Die wichtigsten mikroskopischen Veränderungen sind die senilen Plaques und die Alzheimer Fibrillenveränderungen. Wesentlicher Bestandteil der senilen Plaques ist das A-beta Peptid, ein Spaltprodukt des Amyloidvorläuferproteins. Immunhistochemisch lassen sich verschiedene Plaqueformen unterscheiden, wobei der Nachweis von neuritischen Plaques entscheidend ist. Neuritische Plaques bestehen aus einem zentralen Amyloidkern, der von dystrophen neuritischen Fortsätzen umgeben ist. In der Umgebung der Plaques findet sich meist eine Mikrogliaproliferation und –aktivierung. Es besteht keine gute Korrelation zwischen der Plaquedichte im Kortex und dem Grad der klinisch erkennbaren Demenz.

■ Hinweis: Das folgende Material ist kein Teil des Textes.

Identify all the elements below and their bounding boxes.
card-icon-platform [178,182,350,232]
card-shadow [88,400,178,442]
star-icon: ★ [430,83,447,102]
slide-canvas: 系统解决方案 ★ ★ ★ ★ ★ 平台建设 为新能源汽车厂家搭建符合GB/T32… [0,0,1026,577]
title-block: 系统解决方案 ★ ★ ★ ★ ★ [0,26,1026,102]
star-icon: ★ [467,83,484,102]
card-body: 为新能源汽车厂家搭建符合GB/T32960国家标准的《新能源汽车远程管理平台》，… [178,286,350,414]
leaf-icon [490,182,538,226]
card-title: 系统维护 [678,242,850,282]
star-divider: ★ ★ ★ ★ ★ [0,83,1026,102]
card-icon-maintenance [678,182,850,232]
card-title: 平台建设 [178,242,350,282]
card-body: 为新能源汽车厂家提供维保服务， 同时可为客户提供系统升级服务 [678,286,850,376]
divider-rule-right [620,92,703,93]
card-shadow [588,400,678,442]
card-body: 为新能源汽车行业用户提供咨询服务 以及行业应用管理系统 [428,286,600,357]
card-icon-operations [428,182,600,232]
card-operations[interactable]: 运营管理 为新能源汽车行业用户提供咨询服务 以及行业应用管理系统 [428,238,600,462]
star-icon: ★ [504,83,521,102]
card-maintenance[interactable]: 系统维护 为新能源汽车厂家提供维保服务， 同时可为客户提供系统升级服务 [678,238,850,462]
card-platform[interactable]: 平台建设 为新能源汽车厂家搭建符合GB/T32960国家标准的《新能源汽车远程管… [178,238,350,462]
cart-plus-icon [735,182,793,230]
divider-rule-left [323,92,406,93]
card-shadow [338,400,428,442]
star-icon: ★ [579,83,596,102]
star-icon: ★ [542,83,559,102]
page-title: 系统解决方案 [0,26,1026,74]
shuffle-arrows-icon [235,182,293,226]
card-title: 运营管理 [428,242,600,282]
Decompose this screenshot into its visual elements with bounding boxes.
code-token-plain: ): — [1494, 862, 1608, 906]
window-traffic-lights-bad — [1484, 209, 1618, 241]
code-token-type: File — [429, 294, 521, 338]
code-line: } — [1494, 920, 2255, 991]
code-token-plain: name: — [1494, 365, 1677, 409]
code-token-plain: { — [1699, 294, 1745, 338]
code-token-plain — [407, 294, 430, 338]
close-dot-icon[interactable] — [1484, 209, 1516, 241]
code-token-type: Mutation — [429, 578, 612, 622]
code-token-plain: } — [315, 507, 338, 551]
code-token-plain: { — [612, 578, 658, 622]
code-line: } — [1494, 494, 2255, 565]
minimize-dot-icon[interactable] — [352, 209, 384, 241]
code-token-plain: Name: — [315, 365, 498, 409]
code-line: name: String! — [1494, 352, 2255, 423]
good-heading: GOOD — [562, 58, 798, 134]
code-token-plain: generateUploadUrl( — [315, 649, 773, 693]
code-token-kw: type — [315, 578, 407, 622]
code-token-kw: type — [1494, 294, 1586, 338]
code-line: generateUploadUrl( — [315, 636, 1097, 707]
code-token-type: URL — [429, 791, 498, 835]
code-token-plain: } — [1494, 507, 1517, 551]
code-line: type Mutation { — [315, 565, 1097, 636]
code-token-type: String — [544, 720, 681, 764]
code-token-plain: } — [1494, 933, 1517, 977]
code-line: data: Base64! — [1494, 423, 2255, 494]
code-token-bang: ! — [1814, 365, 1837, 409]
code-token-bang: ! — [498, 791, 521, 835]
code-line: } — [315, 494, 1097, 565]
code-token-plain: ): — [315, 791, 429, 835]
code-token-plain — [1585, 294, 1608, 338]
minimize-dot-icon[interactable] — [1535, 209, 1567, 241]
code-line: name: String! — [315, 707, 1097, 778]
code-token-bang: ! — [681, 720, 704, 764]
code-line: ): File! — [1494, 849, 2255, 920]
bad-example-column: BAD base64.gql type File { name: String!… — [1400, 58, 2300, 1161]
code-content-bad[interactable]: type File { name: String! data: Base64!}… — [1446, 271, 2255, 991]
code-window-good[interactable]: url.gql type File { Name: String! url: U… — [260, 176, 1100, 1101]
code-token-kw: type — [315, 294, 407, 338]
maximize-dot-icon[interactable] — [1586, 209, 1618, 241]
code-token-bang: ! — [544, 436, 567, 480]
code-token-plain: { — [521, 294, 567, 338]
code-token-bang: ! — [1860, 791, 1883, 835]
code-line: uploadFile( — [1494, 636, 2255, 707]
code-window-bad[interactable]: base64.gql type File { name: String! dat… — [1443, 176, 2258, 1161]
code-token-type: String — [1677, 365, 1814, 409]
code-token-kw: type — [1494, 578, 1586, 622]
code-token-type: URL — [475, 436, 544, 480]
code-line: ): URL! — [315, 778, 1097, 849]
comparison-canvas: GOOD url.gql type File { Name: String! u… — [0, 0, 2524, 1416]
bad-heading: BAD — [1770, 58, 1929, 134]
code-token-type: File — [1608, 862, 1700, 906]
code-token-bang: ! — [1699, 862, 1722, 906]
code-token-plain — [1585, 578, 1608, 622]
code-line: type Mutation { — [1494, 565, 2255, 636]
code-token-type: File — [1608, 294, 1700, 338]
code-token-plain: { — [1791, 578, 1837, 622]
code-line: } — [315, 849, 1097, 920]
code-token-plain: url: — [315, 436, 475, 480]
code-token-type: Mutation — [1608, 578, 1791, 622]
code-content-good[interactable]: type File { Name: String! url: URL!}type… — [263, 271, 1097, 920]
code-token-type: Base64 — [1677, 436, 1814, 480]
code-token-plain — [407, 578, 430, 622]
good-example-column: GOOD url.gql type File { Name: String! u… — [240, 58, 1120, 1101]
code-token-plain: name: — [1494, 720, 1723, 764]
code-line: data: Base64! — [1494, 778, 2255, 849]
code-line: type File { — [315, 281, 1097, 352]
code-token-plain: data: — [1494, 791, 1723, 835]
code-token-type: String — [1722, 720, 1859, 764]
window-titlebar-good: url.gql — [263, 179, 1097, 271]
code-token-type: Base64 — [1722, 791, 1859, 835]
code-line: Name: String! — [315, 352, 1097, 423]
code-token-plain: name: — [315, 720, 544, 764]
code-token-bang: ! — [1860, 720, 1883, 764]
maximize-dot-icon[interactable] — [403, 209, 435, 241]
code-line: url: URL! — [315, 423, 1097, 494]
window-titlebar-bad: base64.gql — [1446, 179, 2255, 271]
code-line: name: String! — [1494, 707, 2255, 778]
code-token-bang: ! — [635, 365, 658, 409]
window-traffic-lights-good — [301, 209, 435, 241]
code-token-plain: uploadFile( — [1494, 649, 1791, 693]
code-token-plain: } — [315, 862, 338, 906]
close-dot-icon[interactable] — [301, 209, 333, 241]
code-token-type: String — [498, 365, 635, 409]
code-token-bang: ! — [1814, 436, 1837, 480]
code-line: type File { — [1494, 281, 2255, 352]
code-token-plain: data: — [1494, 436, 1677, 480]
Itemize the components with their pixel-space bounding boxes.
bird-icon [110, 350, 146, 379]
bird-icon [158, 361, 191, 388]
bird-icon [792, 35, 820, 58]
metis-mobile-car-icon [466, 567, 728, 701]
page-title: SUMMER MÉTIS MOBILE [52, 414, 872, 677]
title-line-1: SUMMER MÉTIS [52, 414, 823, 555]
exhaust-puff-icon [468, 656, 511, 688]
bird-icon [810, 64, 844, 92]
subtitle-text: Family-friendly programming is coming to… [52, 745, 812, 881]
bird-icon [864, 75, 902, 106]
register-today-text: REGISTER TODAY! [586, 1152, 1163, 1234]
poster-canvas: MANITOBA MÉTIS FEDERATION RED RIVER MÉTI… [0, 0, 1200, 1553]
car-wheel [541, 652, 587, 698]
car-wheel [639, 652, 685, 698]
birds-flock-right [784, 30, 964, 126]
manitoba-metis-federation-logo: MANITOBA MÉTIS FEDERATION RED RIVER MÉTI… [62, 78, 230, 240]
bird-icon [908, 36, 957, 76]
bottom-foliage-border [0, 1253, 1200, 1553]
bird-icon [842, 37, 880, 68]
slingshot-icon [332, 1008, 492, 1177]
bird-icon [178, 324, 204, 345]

Die Alzheimerfibrillen (=Tangles) sind intraneuronale Einschlüsse, die aus Aggregaten des Mikrotubulus-assoziierten Proteins Tau in hyperphosphorylierter Form bestehen. Ausserdem finden sich Tau-Ablagerungen in Neuriten (=Neuropilfäden=neuropil threads). Im Gegensatz zu den Plaques korrelieren Dichte und Verteilungsmuster von Alzheimerfibrillen und Neuropilfäden wesentlich besser mit dem klinischen Schweregrad der neuropsychologischen Beeinträchtigung. Das Auftreten und das Verteilungsmuster von Alzheimerfibrillen und Neuropilfäden verläuft nach einem stereotypen Muster, das für die Stadieneinteilung I bis VI nach Braak benutzt wird. Braak unterscheidet ein entorhinales Stadium (I/II), ein limbisches Stadium (III/IV) und ein neokortikales Stadium (V/VI). Beim Nachweis von zahlreichen neuritischen Plaques und Neurofibrillenveränderungen entsprechend einem Braak Stadium V oder VI besteht eine hohe Wahrscheinlichkeit, dass die Demenz durch Morbus Alzheimer verursacht wurde. Die Fibrillenveränderungen lassen sich in der Gallyas-Färbung besonders gut darstellen (Versilberung).
Klinik
Vorkommen:
Die Prävalenz der Alzheimer Demenz steigt im Alter zwischen 60 und 90 Jahren exponentiell an. Rund ein Drittel der 95-jährigen sind von der Alzheimer Demenz betroffen.
Symptomatik:
Ein dementielles Syndrom liegt dann vor, wenn Gedächtnisstörungen und intellektuelle Einbussen zu einer erheblichen Beeinträchtigung der sozialen Kompetenz und der Alltagsfähigkeiten geführt haben, wenn ein progredienter Verlauf zu beschreiben ist und wenn Defizite in mindestens zwei verschiedenen Bereichen der Kognition festzustellen sind. Die Kognition umfasst Gedächtnis, Merkfähigkeit, Sprache, visuell-konstruktive Fähigkeiten und exekutive Funktionen.
Diagnostik:
Die definitive Diagnose einer Alzheimer Demenz kann nur nach autoptischer neuropathologischer Untersuchung am Hirngewebe gestellt werden. 90% der in Zentren mit gut geschulter Gedächtnissprechstunde diagnostizierten Alzheimerdemenzen werden autoptisch bestätigt.
Verlauf:
Die Erkrankung dauert zwischen Symptombeginn und Versterben des Patienten durchschnittlich 7-9 Jahre. Der eigentliche Beginn der neurodegenerativen Prozesse (Ablagerung von Plaques und Neurofibrillenveränderungen) liegt wahrscheinlich 15 bis 30 Jahre vor Erstmanifestation der kognitiven Störungen.
Therapie:
Die symptomatische Therapie umfasst Verhaltenstherapie und den Einsatz von Acetylcholinesterasehemmern. Wichtig ist das Erkennen und die Behandlung einer bei Alzheimerpatienten gehäuft auftretenden Depression und das Vermeiden von zentral anticholinergisch wirkenden Medikamenten. Neuere Medikamente mit unterschiedlichen Wirkmechanismen sind in Entwicklung (z.B. Sekretasehemmer).